Meltzer finds it unrealistic to live as though others’ perceptions have no bearing on how we see ourselves: “Loving yourself is a great idea—I wish it for everyone—but I also think that we live in a world where it can be hard to have a body, period, and if you’re someone who is fat, you’re going to be reminded of that all the time,” she stated on the phone.
She emphasized that it’s not a personal failure to be influenced by society’s messaging, however foolish it may be, when you’ve always been subjected to it. Meltzer doesn't want to shoulder the guilt for not being able to flout society’s norms conformably or authentically.
“Body acceptance says that it’s my fault that I don't feel great about my body because I haven't fully committed to loving it,” Meltzer writes, but adds that overweight people are “told to change our minds and set ourselves free, and then once we feel a little empowered, we have the old hegemonic handcuffs slapped right back on.”
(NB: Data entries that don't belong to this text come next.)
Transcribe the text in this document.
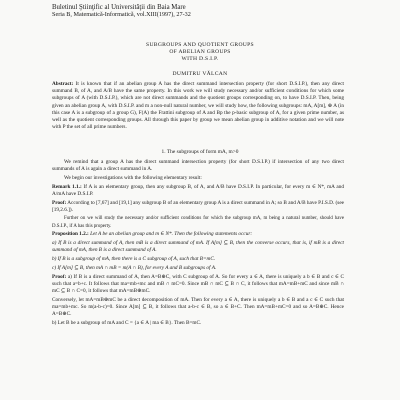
Buletinul Ştiinţific al Universităţii din Baia Mare
Seria B, Matematică-Informatică, vol.XIII(1997), 27-32
SUBGROUPS AND QUOTIENT GROUPS
OF ABELIAN GROUPS
WITH D.S.I.P.
DUMITRU VĂLCAN
Abstract: It is known that if an abelian group A has the direct summand intersection property (for short D.S.I.P.), then any direct summand B, of A, and A/B have the same property. In this work we will study necessary and/or sufficient conditions for which some subgroups of A (with D.S.I.P.), which are not direct summands and the quotient groups corresponding on, to have D.S.I.P. Then, being given an abelian group A, with D.S.I.P. and m a non-null natural number, we will study how, the following subgroups: mA, A[m], ⊕ A (in this case A is a subgroup of a group G), F(A) the Frattini subgroup of A and Bp the p-basic subgroup of A, for a given prime number, as well as the quotient corresponding groups. All through this paper by group we mean abelian group in additive notation and we will note with P the set of all prime numbers.
1. The subgroups of form mA, m>0

We remind that a group A has the direct summand intersection property (for short D.S.I.P.) if intersection of any two direct summands of A is again a direct summand in A.

We begin our investigations with the following elementary result:

Remark 1.1.: If A is an elementary group, then any subgroup B, of A, and A/B have D.S.I.P. In particular, for every m ∈ N*, mA and A/mA have D.S.I.P.

Proof: According to [7,67] and [19,1] any subgroup B of an elementary group A is a direct summand in A; so B and A/B have P.I.S.D. (see [19,2.6.]).

Further on we will study the necessary and/or sufficient conditions for which the subgroup mA, m being a natural number, should have D.S.I.P., if A has this property.

Proposition 1.2.: Let A be an abelian group and m ∈ N*. Then the following statements occur:

a) If B is a direct summand of A, then mB is a direct summand of mA. If A[m] ⊆ B, then the converse occurs, that is, if mB is a direct summand of mA, then B is a direct summand of A.

b) If B is a subgroup of mA, then there is a C subgroup of A, such that B=mC.

c) If A[m] ⊆ B, then mA ∩ mB = m(A ∩ B), for every A and B subgroups of A.

Proof: a) If B is a direct summand of A, then A=B⊕C, with C subgroup of A. So for every a ∈ A, there is uniquely a b ∈ B and c ∈ C such that a=b+c. It follows that ma=mb+mc and mB ∩ mC=0. Since mB ∩ mC ⊆ B ∩ C, it follows that mA=mB+mC and since mB ∩ mC ⊆ B ∩ C=0, it follows that mA=mB⊕mC.

Conversely, let mA=mB⊕mC be a direct decomposition of mA. Then for every a ∈ A, there is uniquely a b ∈ B and a c ∈ C such that ma=mb+mc. So m(a-b-c)=0. Since A[m] ⊆ B, it follows that a-b-c ∈ B, so a ∈ B+C. Then mA=mB+mC=0 and so A=B⊕C. Hence A=B⊕C.

b) Let B be a subgroup of mA and C = {a ∈ A | ma ∈ B}. Then B=mC.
As she put it in conversation: “It’s easy to pay a certain amount of lip service to body acceptance because it’s fashionable right now and shows a certain savviness, but I don't know how far that really goes.”
An avowed feminist, Meltzer expresses a certain ambivalence about Nidetch—on the one hand, she founded a company in which women reclaim their bodies, but she unequivocally encouraged women to conform to aesthetic norms and, as Meltzer writes, “keep up with the labor of femininity.”
Meltzer also notes that Nidetch’s career skyrocketed precisely during the same early 1960s period that Julia Child’s and Betty Friedan’s did. These two cultural icons were celebrated for completely different approaches to embracing womanhood, be it through gustative indulgence or bulldozing the housewife trope.
Meltzer’s own understanding from reading feminist texts was: “Good feminists, in short, do not diet.” Nonetheless, she does not fall into this camp herself: “For someone raised without religion, dieting has been a source of faith.”
That sense of faith can be a perverse one. Meltzer’s obsessiveness around dieting makes her not only keenly observant but competitive. She mentions how celebrities she has profiled as a journalist (from Busy Phillips to Karlie Kloss to Roxane Gay) or simply encountered (Padma Lakshmi, in the waiting room of a lymphatic massage parlor) have eroded her sense of self and left her feeling deflated.
The modern celebrity’s mix of “worship me”aspiration while maintaining an “I’m just like you” accessibility promotes untenable standards for body acceptance. Meltzer rarely broadens the spectrum of who else is affected by these feelings of self-consciousness, but it’s interesting when she mentions others—like a police officer in her Weight Watchers group who expresses unease about the fit of his bulletproof vest due to his size.
The book concludes on a wavering note of self-forgiveness. Meltzer doesn't tack on false epiphanies but gives herself room to keep clarifying her own needs. Her ultimate wish would be to live as though disembodied altogether, her fantasy “to be whatever size it is and for no one to see me as fat; for the social perception of fatness to cease to exist... it’s less about a hatred of fat people or my body and more about wanting to be able to live in a way where I am noticed for what I choose.”